Dans la banlieue d’une ville américaine, le groupe commandé par James Silva investit une maison dans laquelle sont planqués des agents russes. Les russes sont tous tués. Plus d’un an après, dans un pays d’Asie du sud est, l’Indocarr (un pays imaginaire), Silva tente d’exfiltrer un policier qui détient des informations portant sur des bombes au celsium égarées dans la nature. Ils vont être traqués par une armée d’assassins tout au long des 22 miles les séparant de l’avion qui leur permettra de quitter le pays.

[Cette critique est susceptible de vous spoiler]


Au fil des années, Peter Berg est devenu une référence du côté des blockbusters américains. Du Sang et des Larmes, Deepwater, Traque à Boston ou encore Hancock ont permis au réalisateur de lui forger une réputation solide dans le cinéma d’action, souvent inspiré de faits réels.

Avec 22 Miles, Peter Berg a voulu montrer la vie d’une unité d’élite d’assassins qui travaille H24, 7 jours sur 7 dans l’intérêt de l’Oncle Sam. Ses membres sont « rompus » aux nouvelles technologies, au maniement des armes en tout genre et ne semblent pas vraiment doués d’instinct de conservation.

Du point de vue de la mise en scène, 22 miles est un film hystérique. La caméra portée à l’épaule et en plans rapprochés vous donne en permanence le mal de mer. Les personnages communiquent en se hurlant dessus. Silva (Mark Wahlberg) est censé être un hyperactif surdoué, c’est surtout un chef de groupe sociopathe et sans empathie. Sa consœur (Lauren Cohan), se débat dans des problèmes de divorce et de garde partagée avec son ex alors qu’elle est en pleine opération.

Lorsque le groupe va prendre en charge Li Noor (Iwo Ukais, l’acteur star des deux films The Raid), le film va plonger dans l’hystérie. Des motards « armés jusqu’aux dents » vont se dresser sur la route du groupe en opération et ça va canarder dans tous les sens pendant 1 heure. Le pauvre spectateur médusé assiste impuissant à cette bataille rangée qui lui rappelle vaguement The Raid (surtout le 2 qui était Top!) sauf que celui-ci, le réalisateur construisait ses séquences de manière fluide sans la fonction Parkinson.

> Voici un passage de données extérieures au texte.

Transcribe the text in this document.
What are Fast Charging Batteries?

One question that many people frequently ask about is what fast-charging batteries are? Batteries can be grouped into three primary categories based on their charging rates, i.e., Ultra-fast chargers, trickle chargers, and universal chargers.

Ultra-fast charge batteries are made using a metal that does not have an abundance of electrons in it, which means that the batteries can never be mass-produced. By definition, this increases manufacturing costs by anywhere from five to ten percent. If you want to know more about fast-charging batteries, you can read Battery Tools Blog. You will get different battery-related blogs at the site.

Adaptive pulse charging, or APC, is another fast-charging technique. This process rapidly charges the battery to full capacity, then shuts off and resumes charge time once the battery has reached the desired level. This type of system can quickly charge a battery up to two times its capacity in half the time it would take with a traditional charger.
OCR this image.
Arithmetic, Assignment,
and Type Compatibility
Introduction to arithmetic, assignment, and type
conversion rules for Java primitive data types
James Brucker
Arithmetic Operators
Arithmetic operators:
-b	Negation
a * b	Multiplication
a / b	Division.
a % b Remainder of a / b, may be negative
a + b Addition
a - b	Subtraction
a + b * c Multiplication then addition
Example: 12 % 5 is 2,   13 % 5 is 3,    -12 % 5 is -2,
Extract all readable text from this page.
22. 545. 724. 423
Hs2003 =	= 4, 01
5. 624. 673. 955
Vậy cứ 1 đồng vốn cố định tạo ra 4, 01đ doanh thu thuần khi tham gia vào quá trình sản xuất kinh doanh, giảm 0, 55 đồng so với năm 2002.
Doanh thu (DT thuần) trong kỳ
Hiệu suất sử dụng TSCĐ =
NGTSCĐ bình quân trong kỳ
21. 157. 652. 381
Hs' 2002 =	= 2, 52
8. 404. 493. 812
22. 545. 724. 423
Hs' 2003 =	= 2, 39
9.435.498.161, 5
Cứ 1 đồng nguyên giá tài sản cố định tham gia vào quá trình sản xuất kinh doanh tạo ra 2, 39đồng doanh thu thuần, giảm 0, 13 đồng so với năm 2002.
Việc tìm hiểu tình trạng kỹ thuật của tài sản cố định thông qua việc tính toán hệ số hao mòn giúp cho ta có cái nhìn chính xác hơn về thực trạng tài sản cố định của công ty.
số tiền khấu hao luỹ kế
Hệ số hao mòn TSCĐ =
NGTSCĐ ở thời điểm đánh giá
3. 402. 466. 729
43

Le film m’a tout de même apporté quelques satisfactions. Les mercenaires américains en service pour le « pays phare de la liberté » vont arriver bien moins nombreux à l’aéroport. Leur base arrière commandée par le « big chief » interprété par John Malkovitch (Tiens tiens, ses cheveux repoussent alors qu’il approche 70 ans..) va être décimée par une unité rivale.

Une opération de tir de missile venue du ciel atomisant une berline nous montre aussi qu’on n’envoie pas des satellites au dessus de nos têtes que pour s’échanger des photos par téléphones…

Pour ceux qui veulent en savoir plus…

[Lors de l’anéantissement de la base russe en début de film, Silva abat de sang froid le fils de 18 ans d’une générale de l’armée russe. Toute l’opération montée en Indocarr était un leurre en représailles monté par les russes pour éliminer son unité. L’agent Li Noor était un agent triple.]

Au final avec 22 Miles, j’ai le sentiment d’avoir regardé un film confus tant sur le plan de la réalisation que sur le plan du scénario. Le jeu excessif des acteurs n’arrange rien. Mes seules satisfactions: un twist final intéressant et l’absence de « happy end ».

Dagrey.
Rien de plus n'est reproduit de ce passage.